Question

What is the answer to 5+5|2b+2|=25

Answer 1

The absolute value is defined as two cases, if we substitute what we have in this example

`\begin{gathered} |2b+2|\text{ = }2b+2\text{ if 2b+2}\ge0, \\ |2b+2|=-(2b+2)\text{ if 2b+2<0.} \end{gathered}`

Then, if we substitute this equations

`\begin{gathered} 5+5(2b+2)\text{ = 25, and 2b+2}\ge0 \\ 5+5(-(2b+2))\text{ = 25, 2b<0.} \end{gathered}`

The first part becomes in

`\begin{gathered} 5+10b+10=25,\text{ and 2b}\ge-2, \\ 10b=10,\text{ and b}\ge-1, \\ b=1,\text{ and b}\ge-1. \end{gathered}`

Then, one solution is b=1 since both conditions are fulfilled.

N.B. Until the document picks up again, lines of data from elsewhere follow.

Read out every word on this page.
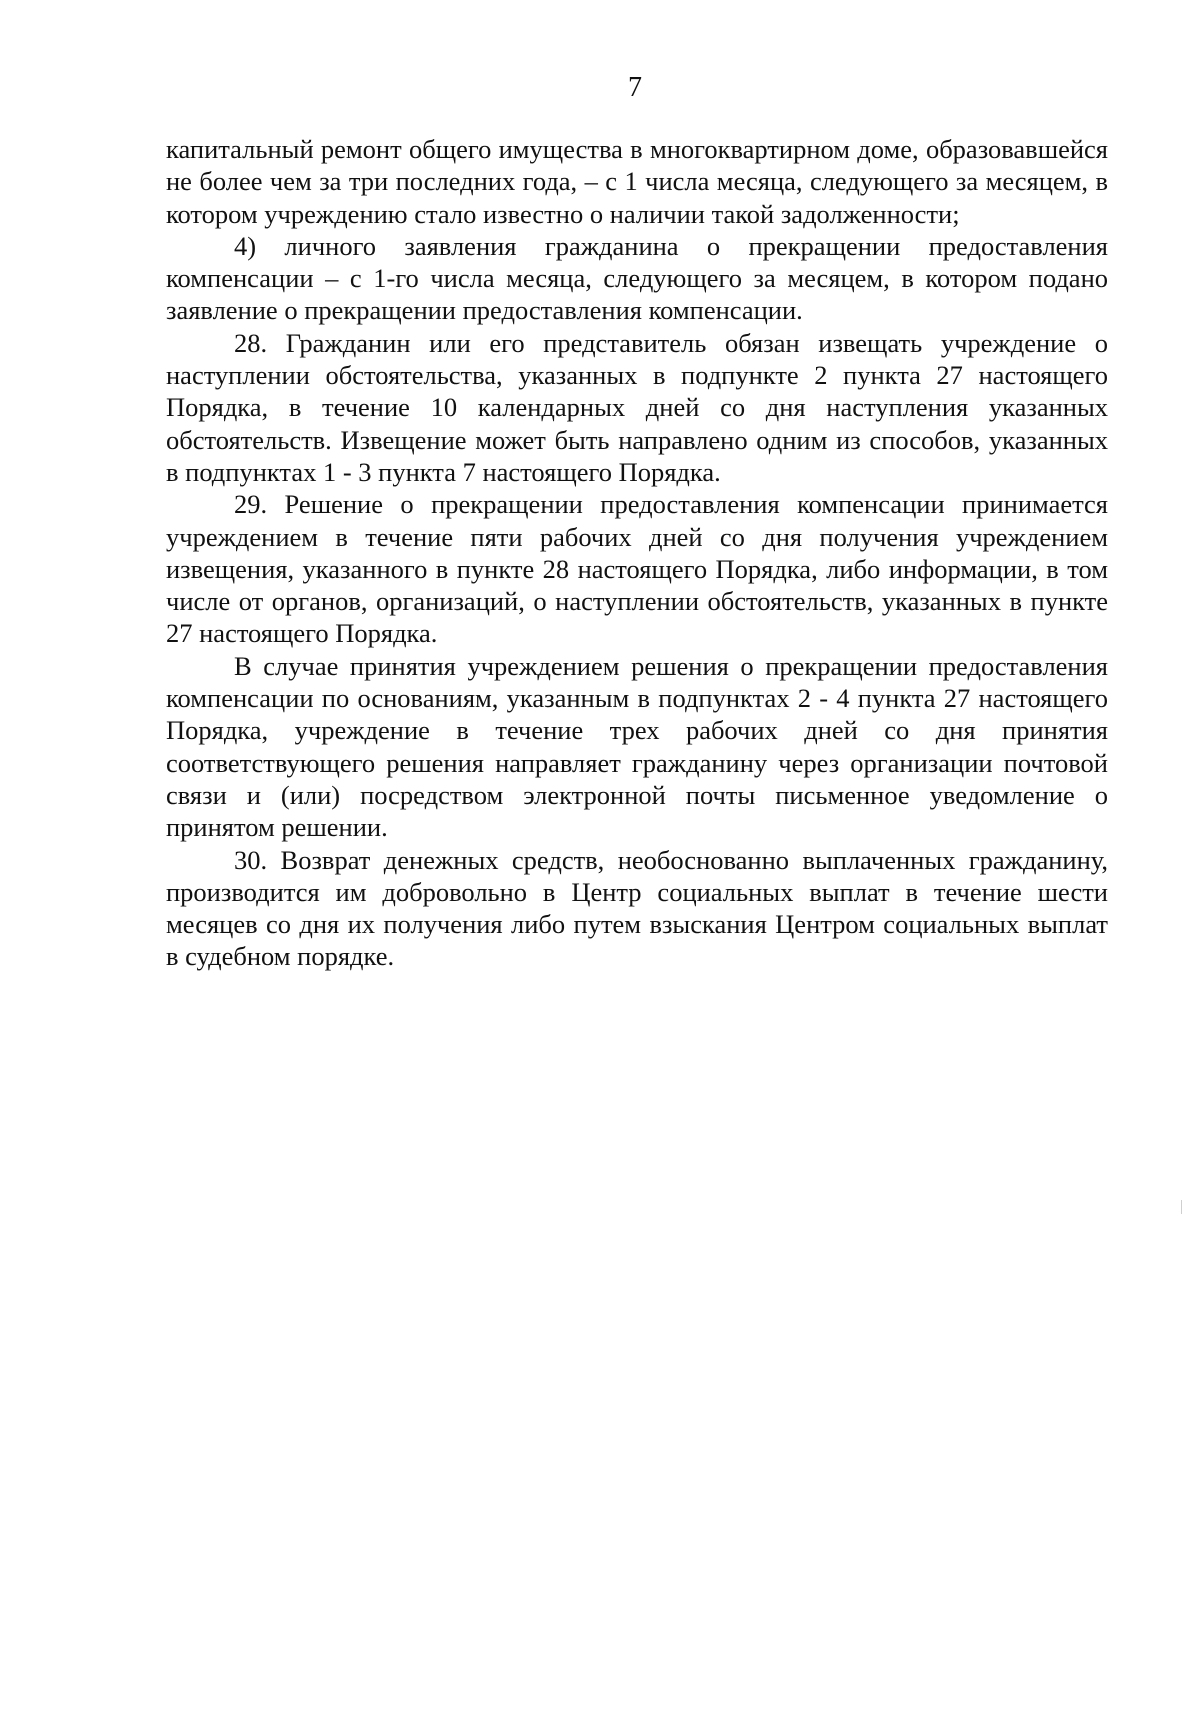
7

капитальный ремонт общего имущества в многоквартирном доме, образовавшейся не более чем за три последних года, – с 1 числа месяца, следующего за месяцем, в котором учреждению стало известно о наличии такой задолженности;

4) личного заявления гражданина о прекращении предоставления компенсации – с 1-го числа месяца, следующего за месяцем, в котором подано заявление о прекращении предоставления компенсации.

28. Гражданин или его представитель обязан извещать учреждение о наступлении обстоятельства, указанных в подпункте 2 пункта 27 настоящего Порядка, в течение 10 календарных дней со дня наступления указанных обстоятельств. Извещение может быть направлено одним из способов, указанных в подпунктах 1 - 3 пункта 7 настоящего Порядка.

29. Решение о прекращении предоставления компенсации принимается учреждением в течение пяти рабочих дней со дня получения учреждением извещения, указанного в пункте 28 настоящего Порядка, либо информации, в том числе от органов, организаций, о наступлении обстоятельств, указанных в пункте 27 настоящего Порядка.

В случае принятия учреждением решения о прекращении предоставления компенсации по основаниям, указанным в подпунктах 2 - 4 пункта 27 настоящего Порядка, учреждение в течение трех рабочих дней со дня принятия соответствующего решения направляет гражданину через организации почтовой связи и (или) посредством электронной почты письменное уведомление о принятом решении.

30. Возврат денежных средств, необоснованно выплаченных гражданину, производится им добровольно в Центр социальных выплат в течение шести месяцев со дня их получения либо путем взыскания Центром социальных выплат в судебном порядке.
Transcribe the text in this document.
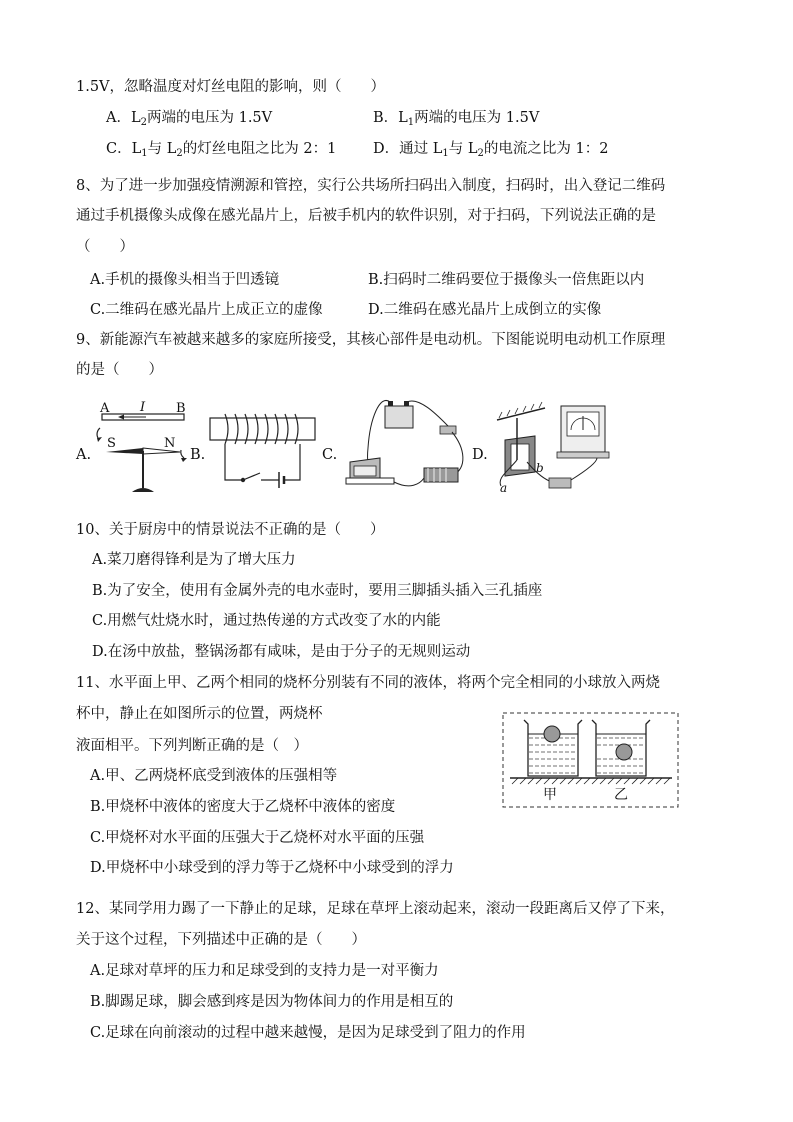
1.5V，忽略温度对灯丝电阻的影响，则（　　）
A．$L_2$两端的电压为 1.5V	B．$L_1$两端的电压为 1.5V
C．$L_1$与 $L_2$的灯丝电阻之比为 2：1	D．通过 $L_1$与 $L_2$的电流之比为 1：2
8、为了进一步加强疫情溯源和管控，实行公共场所扫码出入制度，扫码时，出入登记二维码
通过手机摄像头成像在感光晶片上，后被手机内的软件识别，对于扫码，下列说法正确的是
（　　）
A.手机的摄像头相当于凹透镜	B.扫码时二维码要位于摄像头一倍焦距以内
C.二维码在感光晶片上成正立的虚像	D.二维码在感光晶片上成倒立的实像
9、新能源汽车被越来越多的家庭所接受，其核心部件是电动机。下图能说明电动机工作原理
的是（　　）
A.
A I B
S	N
B.	C.	D.
b
a
10、关于厨房中的情景说法不正确的是（　　）
A.菜刀磨得锋利是为了增大压力
B.为了安全，使用有金属外壳的电水壶时，要用三脚插头插入三孔插座
C.用燃气灶烧水时，通过热传递的方式改变了水的内能
D.在汤中放盐，整锅汤都有咸味，是由于分子的无规则运动
11、水平面上甲、乙两个相同的烧杯分别装有不同的液体，将两个完全相同的小球放入两烧
杯中，静止在如图所示的位置，两烧杯
液面相平。下列判断正确的是（　）
A.甲、乙两烧杯底受到液体的压强相等
B.甲烧杯中液体的密度大于乙烧杯中液体的密度
C.甲烧杯对水平面的压强大于乙烧杯对水平面的压强
D.甲烧杯中小球受到的浮力等于乙烧杯中小球受到的浮力
甲	乙
12、某同学用力踢了一下静止的足球，足球在草坪上滚动起来，滚动一段距离后又停了下来，
关于这个过程，下列描述中正确的是（　　）
A.足球对草坪的压力和足球受到的支持力是一对平衡力
B.脚踢足球，脚会感到疼是因为物体间力的作用是相互的
C.足球在向前滚动的过程中越来越慢，是因为足球受到了阻力的作用
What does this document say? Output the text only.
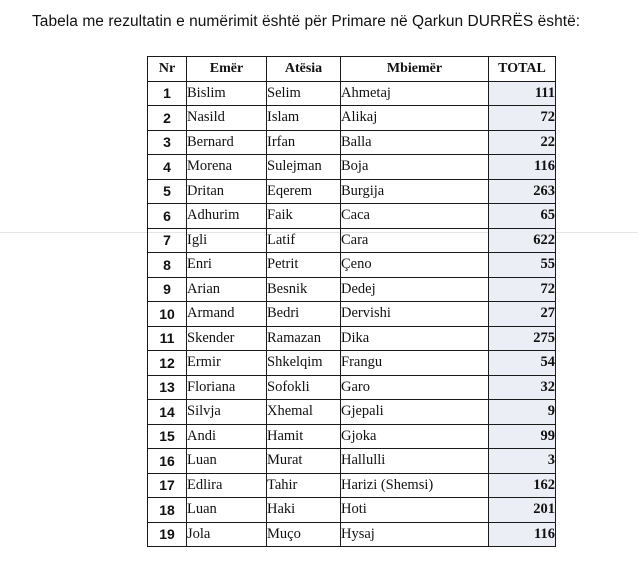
Tabela me rezultatin e numërimit është për Primare në Qarkun DURRËS është:
Nr	Emër	Atësia	Mbiemër	TOTAL
1	Bislim	Selim	Ahmetaj	111
2	Nasild	Islam	Alikaj	72
3	Bernard	Irfan	Balla	22
4	Morena	Sulejman	Boja	116
5	Dritan	Eqerem	Burgija	263
6	Adhurim	Faik	Caca	65
7	Igli	Latif	Cara	622
8	Enri	Petrit	Çeno	55
9	Arian	Besnik	Dedej	72
10	Armand	Bedri	Dervishi	27
11	Skender	Ramazan	Dika	275
12	Ermir	Shkelqim	Frangu	54
13	Floriana	Sofokli	Garo	32
14	Silvja	Xhemal	Gjepali	9
15	Andi	Hamit	Gjoka	99
16	Luan	Murat	Hallulli	3
17	Edlira	Tahir	Harizi (Shemsi)	162
18	Luan	Haki	Hoti	201
19	Jola	Muço	Hysaj	116
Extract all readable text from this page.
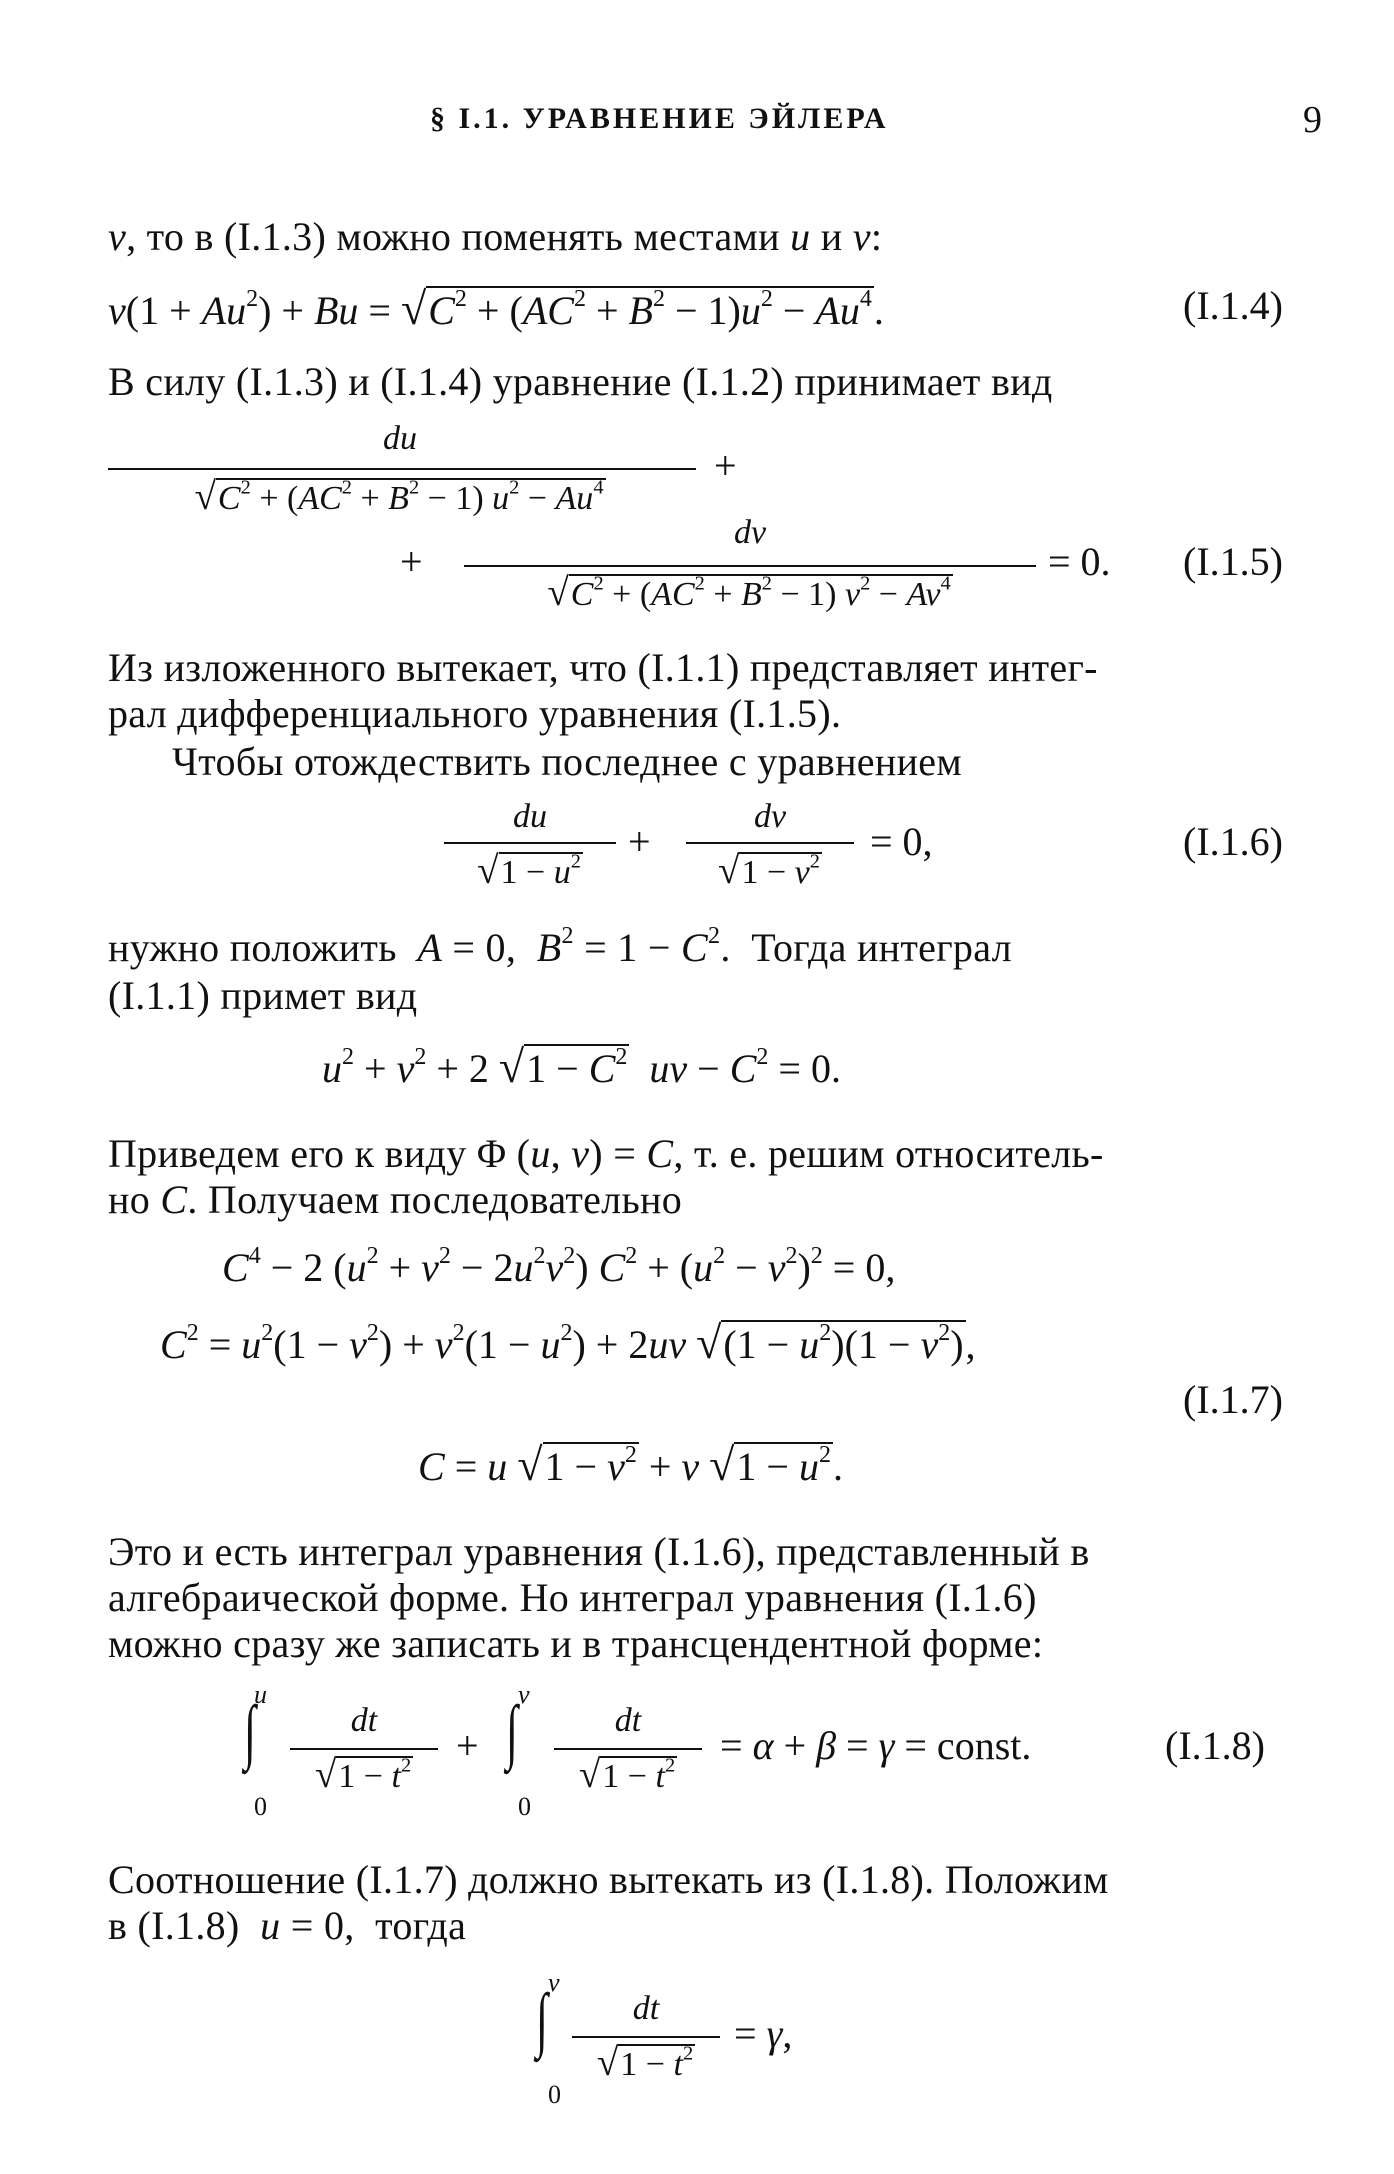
§ I.1. УРАВНЕНИЕ ЭЙЛЕРА	9
v, то в (I.1.3) можно поменять местами u и v:
$v(1 + Au^2) + Bu = √C^2 + (AC^2 + B^2 - 1)u^2 - Au^4$.	(I.1.4)
В силу (I.1.3) и (I.1.4) уравнение (I.1.2) принимает вид
du
$√C^2 + (AC^2 + B^2 - 1) u^2 - Au^4$	+
+
dv
$√C^2 + (AC^2 + B^2 - 1) v^2 - Av^4$	= 0. (I.1.5)
Из изложенного вытекает, что (I.1.1) представляет интег-
рал дифференциального уравнения (I.1.5).
Чтобы отождествить последнее с уравнением
du
$√1 - u^2$	+
dv
$√1 - v^2$	= 0,	(I.1.6)
нужно положить A = 0,  $B^2 = 1 - C^2$.  Тогда интеграл
(I.1.1) примет вид
$u^2 + v^2 + 2$ $√1 - C^2$  uv − $C^2 = 0$.
Приведем его к виду Φ (u, v) = C, т. е. решим относитель-
но C. Получаем последовательно
$C^4 - 2$ $(u^2 + v^2 - 2u^2v^2) C^2 + (u^2 - v^2)^2 = 0$,
$C^2 = u^2(1 - v^2) + v^2(1 - u^2) + 2uv$ $√(1 - u^2)(1 - v^2)$,
(I.1.7)
C = u $√1 - v^2 + v$ $√1 - u^2$.
Это и есть интеграл уравнения (I.1.6), представленный в
алгебраической форме. Но интеграл уравнения (I.1.6)
можно сразу же записать и в трансцендентной форме:
u
∫
0
dt
$√1 - t^2$	+
v
∫
0
dt
$√1 - t^2$	= α + β = γ = const.	(I.1.8)
Соотношение (I.1.7) должно вытекать из (I.1.8). Положим
в (I.1.8) u = 0,  тогда
v
∫
0
dt
$√1 - t^2$	= γ,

From the second part we have

`\begin{gathered} 5+5(-2b-2)=25,\text{ and 2b+2<0} \\ 5-10b-10=25,\text{ and 2b<-2} \\ -10b=30,\text{ and b<}-1 \\ b=-3,\text{ and b<-1} \end{gathered}`

Thus, the other soultion is b=-3 since it satisfies both conditions.